After a few months, turning that compost over helps us to get a visual idea of how many worms are there. Once it seems like there’s a few hundred, we can go ahead and start moving them to our actual worm composting system.
Or we could just leave this container as it is. Because this is now a worm compost. And if looked after like a worm compost, then a few months after the worms arrival, the whole thing will turn to worm castings.
And can be harvested like any other worm compost. And restarted too.
How To Go Get The Wild Compost Worms
Now that our “bait” is set, let’s go actively searching for compost worms in the wild.
What do we need?
- A bucket with a lid on it (never airtight) and something for the worms to hide in, in it (moistened shredded newspaper is great)
Maybe gloves, maybe a short digging tool, maybe a hat and bottle of water
A mountain of aged horse or cow manure or an aged traditional compost pile or an old pile of lawn mower clippings or even a house guttering full of rotting leaves.
Ok that last location is a bit crazy, but I and a friend have both found compost worms in the guttering of sheds.
What we’re looking for is some kind of pile of decaying organic matter. Decaying being the key thing here.
If it’s a new pile, the worms won’t be there yet.
A pile of horse manure that has sat for 6 months or longer may reveal an absolute bounty of composters!
The compost worms eat microbes that do composting, and horse manure is spectacular in number and diversity of microbes, second only to worm castings.
Maybe your trick could be to buy 4 or 5 of those $2 bags of pony poo on the side of country roads, and empty those bags into a pile at your place.
Or maybe not. There will be an aroma for a few days. Big black flies will come for a few days.
But we could cover the pile. Because we do want it moist – so the composting microbes can do their thing first, and the composting worms can come along next.
I’m semi rural on a couple of acres so it’s no issue for me to make a poo pile. I get that on a smaller block with close neighbours a poo pile may not be appropriate.

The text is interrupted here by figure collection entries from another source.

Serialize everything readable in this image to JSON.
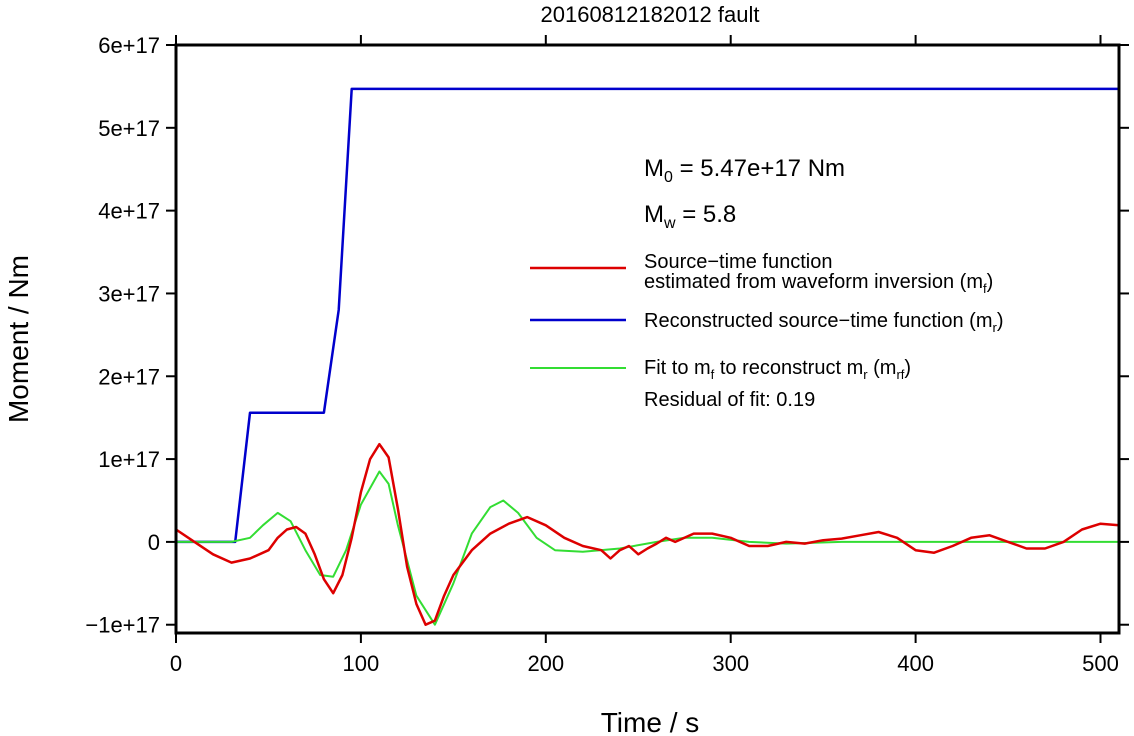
{
  "chart_data": {
    "type": "line",
    "title": "20160812182012 fault",
    "xlabel": "Time / s",
    "ylabel": "Moment / Nm",
    "xlim": [
      0,
      510
    ],
    "ylim": [
      -1.1e+17,
      6e+17
    ],
    "xticks": [
      0,
      100,
      200,
      300,
      400,
      500
    ],
    "xtick_labels": [
      "0",
      "100",
      "200",
      "300",
      "400",
      "500"
    ],
    "yticks": [
      -1e+17,
      0,
      1e+17,
      2e+17,
      3e+17,
      4e+17,
      5e+17,
      6e+17
    ],
    "ytick_labels": [
      "−1e+17",
      "0",
      "1e+17",
      "2e+17",
      "3e+17",
      "4e+17",
      "5e+17",
      "6e+17"
    ],
    "grid": false,
    "legend_position": "right",
    "series": [
      {
        "name": "Source−time function estimated from waveform inversion (m_f)",
        "color": "#dd0000",
        "x": [
          0,
          10,
          20,
          30,
          40,
          50,
          55,
          60,
          65,
          70,
          75,
          80,
          85,
          90,
          95,
          100,
          105,
          110,
          115,
          120,
          125,
          130,
          135,
          140,
          145,
          150,
          160,
          170,
          180,
          190,
          200,
          210,
          220,
          230,
          235,
          240,
          245,
          250,
          255,
          260,
          265,
          270,
          280,
          290,
          300,
          310,
          320,
          330,
          340,
          350,
          360,
          370,
          380,
          390,
          400,
          410,
          420,
          430,
          440,
          450,
          460,
          470,
          480,
          490,
          500,
          510
        ],
        "y": [
          1.5e+16,
          0.0,
          -1.5e+16,
          -2.5e+16,
          -2e+16,
          -1e+16,
          5000000000000000.0,
          1.5e+16,
          1.8e+16,
          1e+16,
          -1.5e+16,
          -4.5e+16,
          -6.2e+16,
          -4e+16,
          5000000000000000.0,
          6e+16,
          1e+17,
          1.18e+17,
          1.02e+17,
          4e+16,
          -3e+16,
          -7.5e+16,
          -1e+17,
          -9.5e+16,
          -6.5e+16,
          -4e+16,
          -1e+16,
          1e+16,
          2.2e+16,
          3e+16,
          2e+16,
          5000000000000000.0,
          -5000000000000000.0,
          -1e+16,
          -2e+16,
          -1e+16,
          -5000000000000000.0,
          -1.5e+16,
          -8000000000000000.0,
          -2000000000000000.0,
          5000000000000000.0,
          0.0,
          1e+16,
          1e+16,
          5000000000000000.0,
          -5000000000000000.0,
          -5000000000000000.0,
          0.0,
          -2000000000000000.0,
          2000000000000000.0,
          4000000000000000.0,
          8000000000000000.0,
          1.2e+16,
          5000000000000000.0,
          -1e+16,
          -1.3e+16,
          -5000000000000000.0,
          5000000000000000.0,
          8000000000000000.0,
          0.0,
          -8000000000000000.0,
          -8000000000000000.0,
          0.0,
          1.5e+16,
          2.2e+16,
          2e+16
        ]
      },
      {
        "name": "Reconstructed source−time function (m_r)",
        "color": "#0000cc",
        "x": [
          0,
          32,
          40,
          80,
          88,
          95,
          510
        ],
        "y": [
          0,
          0,
          1.56e+17,
          1.56e+17,
          2.8e+17,
          5.47e+17,
          5.47e+17
        ]
      },
      {
        "name": "Fit to m_f to reconstruct m_r (m_rf)",
        "color": "#33dd33",
        "x": [
          0,
          30,
          40,
          47,
          55,
          62,
          70,
          78,
          85,
          92,
          100,
          110,
          115,
          120,
          130,
          140,
          150,
          160,
          170,
          177,
          185,
          195,
          205,
          220,
          240,
          260,
          275,
          290,
          310,
          330,
          360,
          400,
          510
        ],
        "y": [
          0,
          0,
          5000000000000000.0,
          2e+16,
          3.5e+16,
          2.5e+16,
          -1e+16,
          -4e+16,
          -4.2e+16,
          -1e+16,
          4.5e+16,
          8.5e+16,
          7e+16,
          2e+16,
          -6.5e+16,
          -1e+17,
          -5e+16,
          1e+16,
          4.2e+16,
          5e+16,
          3.5e+16,
          5000000000000000.0,
          -1e+16,
          -1.2e+16,
          -8000000000000000.0,
          0.0,
          5000000000000000.0,
          5000000000000000.0,
          0.0,
          -2000000000000000.0,
          0.0,
          0.0,
          0.0
        ]
      }
    ]
  },
  "annotations": {
    "m0": {
      "sym": "M",
      "sub": "0",
      "rest": " = 5.47e+17 Nm"
    },
    "mw": {
      "sym": "M",
      "sub": "w",
      "rest": " = 5.8"
    },
    "legend": [
      {
        "line1": "Source−time function",
        "line2_pre": "estimated from waveform inversion (m",
        "line2_sub": "f",
        "line2_post": ")"
      },
      {
        "pre": "Reconstructed source−time function (m",
        "sub": "r",
        "post": ")"
      },
      {
        "pre": "Fit to m",
        "sub1": "f",
        "mid": " to reconstruct m",
        "sub2": "r",
        "mid2": " (m",
        "sub3": "rf",
        "post": ")"
      }
    ],
    "residual": "Residual of fit: 0.19"
  }
}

Taming The Wild Compost Worms
Once we’ve struck gold with the location, and we are definitely poking around in the decaying organic matter and NOT in soil, we can fill our bucket with our new composting buddies.
On the journey home we’ll make sure to keep the bucket out of the sun. We’re not looking to cook a worm pie here.

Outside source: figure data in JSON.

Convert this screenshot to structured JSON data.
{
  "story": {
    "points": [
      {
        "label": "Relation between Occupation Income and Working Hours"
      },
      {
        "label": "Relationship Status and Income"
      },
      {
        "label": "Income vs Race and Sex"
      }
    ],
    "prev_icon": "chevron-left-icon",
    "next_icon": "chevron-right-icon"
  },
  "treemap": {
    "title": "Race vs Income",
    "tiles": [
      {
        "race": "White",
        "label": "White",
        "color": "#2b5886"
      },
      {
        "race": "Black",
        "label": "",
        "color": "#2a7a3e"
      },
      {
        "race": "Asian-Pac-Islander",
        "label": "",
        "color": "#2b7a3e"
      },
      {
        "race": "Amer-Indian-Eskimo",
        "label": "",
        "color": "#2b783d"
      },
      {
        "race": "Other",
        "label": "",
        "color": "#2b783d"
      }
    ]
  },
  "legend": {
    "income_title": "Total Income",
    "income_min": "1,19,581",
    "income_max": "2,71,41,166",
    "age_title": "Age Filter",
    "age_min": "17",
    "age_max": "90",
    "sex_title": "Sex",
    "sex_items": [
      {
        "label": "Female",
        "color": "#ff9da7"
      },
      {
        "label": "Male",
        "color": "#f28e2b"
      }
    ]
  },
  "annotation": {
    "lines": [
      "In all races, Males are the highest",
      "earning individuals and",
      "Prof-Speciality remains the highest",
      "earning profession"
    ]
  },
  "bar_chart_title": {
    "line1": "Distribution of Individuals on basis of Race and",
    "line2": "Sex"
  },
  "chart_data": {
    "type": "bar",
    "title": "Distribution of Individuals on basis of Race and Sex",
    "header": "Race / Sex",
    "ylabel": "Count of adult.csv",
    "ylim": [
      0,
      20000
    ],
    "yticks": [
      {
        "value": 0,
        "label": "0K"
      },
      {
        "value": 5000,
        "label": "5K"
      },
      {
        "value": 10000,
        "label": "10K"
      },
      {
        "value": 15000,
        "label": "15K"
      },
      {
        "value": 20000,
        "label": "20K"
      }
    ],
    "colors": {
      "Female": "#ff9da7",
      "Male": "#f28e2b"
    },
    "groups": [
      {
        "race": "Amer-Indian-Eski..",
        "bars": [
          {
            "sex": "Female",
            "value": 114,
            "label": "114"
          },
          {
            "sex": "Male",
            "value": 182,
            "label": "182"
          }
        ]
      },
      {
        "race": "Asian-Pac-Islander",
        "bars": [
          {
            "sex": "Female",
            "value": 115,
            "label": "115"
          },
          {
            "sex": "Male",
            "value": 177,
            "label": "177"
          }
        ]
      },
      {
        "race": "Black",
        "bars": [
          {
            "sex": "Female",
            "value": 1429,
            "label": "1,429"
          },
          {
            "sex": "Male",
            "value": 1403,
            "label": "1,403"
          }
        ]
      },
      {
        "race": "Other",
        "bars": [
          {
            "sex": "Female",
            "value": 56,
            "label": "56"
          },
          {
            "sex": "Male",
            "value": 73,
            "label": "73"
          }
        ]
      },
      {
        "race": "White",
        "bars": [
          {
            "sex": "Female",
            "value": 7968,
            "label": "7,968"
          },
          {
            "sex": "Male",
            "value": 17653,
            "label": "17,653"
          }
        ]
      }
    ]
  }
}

Back at home, we’ve already got the worm bin setup properly ready to add the compost worms.
If we are coming home with a bucket full, we can just tip the worms into the worm bin.
If we are harvesting from the baiting container, it’s just a matter of digging around and plucking the worms out – maybe into that bucket with somewhere for the worms to hide – and then putting them in the worm bin.
If you’ve bought compost worms before, you can probably see the difference between tamed worms and these new wild worms.
And as they breed and their young grow up in captivity, we’ll soon have a composting crew just as happy and calm and effective as any we may have paid for.